Our soldiers give their all to protect us, which sometimes, includes limbs. A Towson man is showing the world his battle wounds won't keep him from greatness, though.
Like many service members, Ret. U.S. Army Sgt. Ryan Major enlisted to serve his country in the best way he knew how. Less than a year into that deployment, his idea of what he thought his future would be changed drastically.
It happened in an instant. Ryan was ten months into a deployment in Iraq when he stepped on an IED, knocking him into a coma.
The blast took both his legs, and disfigured his hands. What's more, he lost his ability to play football, a sport he played in high school at Towson high. But his painful journey through recovery led him to the University of Maryland's Rehabilitation and Orthopaedic Institute, where he discovered rugby, and is captain of the facility's wheelchair team, known as the Maryland Mayhem.
"It was tough not knowing where my next step was in life, and sports is what what really got me going," Major said.
What really got him going was the Invictus games, a competition involving injured service members from 14 countries. Close to 500 athletes participated.

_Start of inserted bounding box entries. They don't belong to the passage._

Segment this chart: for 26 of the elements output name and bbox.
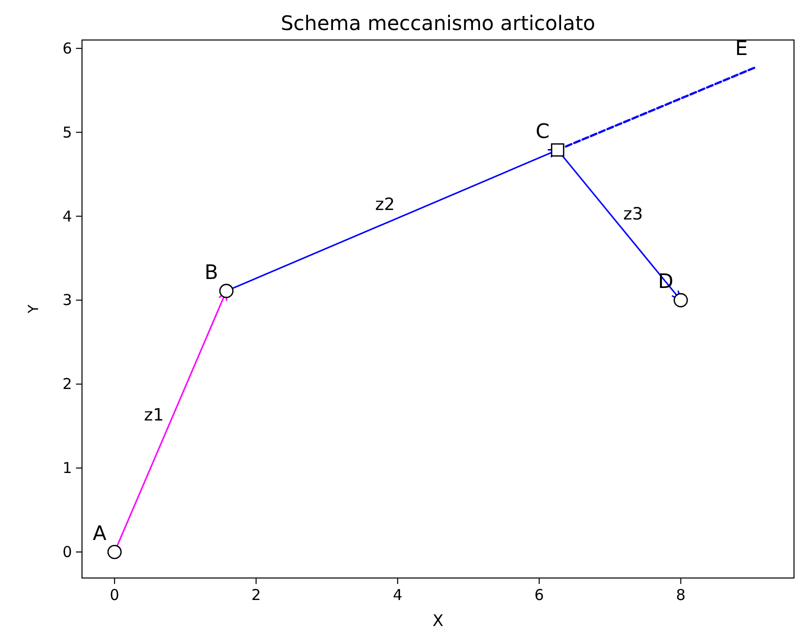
annotation: A	[92, 520, 107, 545]
point	[674, 293, 688, 308]
y-axis-title: Y	[26, 304, 42, 314]
series-label: z2	[375, 194, 395, 215]
y-tick-label: 0	[62, 542, 72, 561]
series-label: z3	[623, 204, 643, 225]
y-tick-label: 5	[62, 123, 72, 142]
x-tick-label: 4	[392, 586, 402, 604]
annotation: E	[735, 36, 748, 60]
y-tick-label: 2	[62, 375, 72, 394]
point	[219, 284, 234, 298]
x-axis-title: X	[432, 611, 444, 630]
point	[550, 143, 564, 157]
x-tick-label: 0	[110, 586, 120, 604]
y-tick-label: 6	[62, 39, 72, 58]
x-tick-label: 8	[676, 586, 686, 604]
y-tick-label: 4	[62, 207, 72, 226]
point	[107, 544, 122, 560]
annotation: B	[204, 260, 218, 284]
y-tick-label: 3	[62, 291, 72, 310]
x-tick-label: 2	[251, 586, 261, 604]
y-tick-label: 1	[62, 459, 72, 478]
x-tick-label: 6	[534, 586, 544, 604]
annotation: C	[536, 118, 550, 143]
series-label: z1	[144, 405, 164, 426]
chart-title: Schema meccanismo articolato	[280, 11, 596, 35]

Major represented Team U.S.A. and took gold in wheelchair rugby and the shot put, and silvers in indoor rowing and in the discus throw. His heft takeaway surprise no one who has worked with him during his rehabilitation.
"He's had a big impact on other patients here, and he's been a mentor to other patients," said Kim Cardosa, a physical therapist at the institute.
Next year, the Invictus Games will take place in Toronto. Major said he'll be there competing again.
And Ryan continues to inspire after reaching many of his recovery goals. To anyone else suddenly finding themselves in a life-altering situation, he said all it takes to find their own 'gold' is bit of imagination.